Pop-Rock

Haugesund, an idyllic small town by the Norwegian west coast in the mid-nineties. Susanne Sundfør likes growing up here. The astute ten year old’s favorite hangout is the library, for she loves to immerse herself in books. She also enjoys the cinema, and withdrawing to her parents little cabin with her dad's tapes of a-ha and Cat Stevens. Susanne is having piano lessons as well. Proudly she presented her first composition to her teacher. “She told me to learn the piano properly first.“

An episode, which 25-year old Susanne has had to re-tell again and again. So often in fact, that the pianist and songwriter –the early discouragement would not put her off eventually – has been quoted as saying; „I feel a bit sorry for her, because so many people have picked up on it. It was only a silly piano tune. I don't think she was really at fault.“ 

It is still a great way  to introduce Susanne Sundfør, darling of the critics. The artist that collects awards as well as chart hits and about whom the national newspaper Dagbladet wrote: “Norways other young artists have to cry when they hear her, so far is she ahead of them.”

That daily newspaper is not exaggerating. We can hear that on The Brothel (2010). This is a record unlike any you have heard before. It is artistic. It is deep. It is ambient. It is exotic. It is brimming with tension. Piano-lines fight against and melt into woodwind to suddenly burst into industrial samples. We hear ensembles of strings and sounds from the hard drive harmonize with arabian harmonies (“Turkish Delight”) or choral hymns (“Father Father”). Above all this: Susanne’s voice. She is belting, she is soothing, wallowing, whispering and wailing. She always hits the perfect tone in this enchanted world of sound of hers.
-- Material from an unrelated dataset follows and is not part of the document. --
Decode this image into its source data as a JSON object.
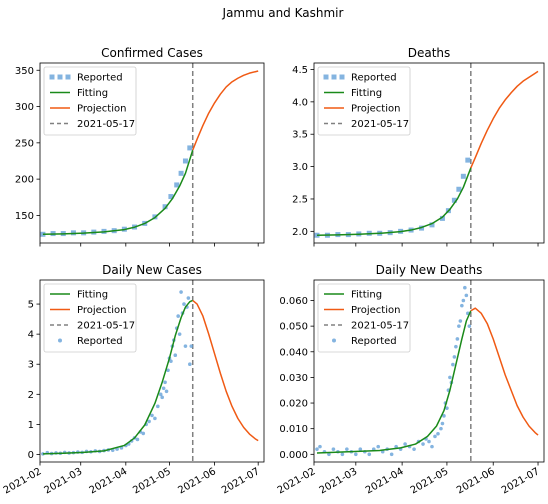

The record has been a turning point for Susanne Sundfør, not only because it is the first to be released outside her home country. “I don't think I really decided that I really wanted to to dedicate my life to making music until I was 22, when i finished my last album. Before I wasn't sure if maybe I did want a normal job.” So Susanne would immerse herself even more deeply in the creation of her third album, collaborating with some of the biggest names of the Norwegian scene happy to lend a hand.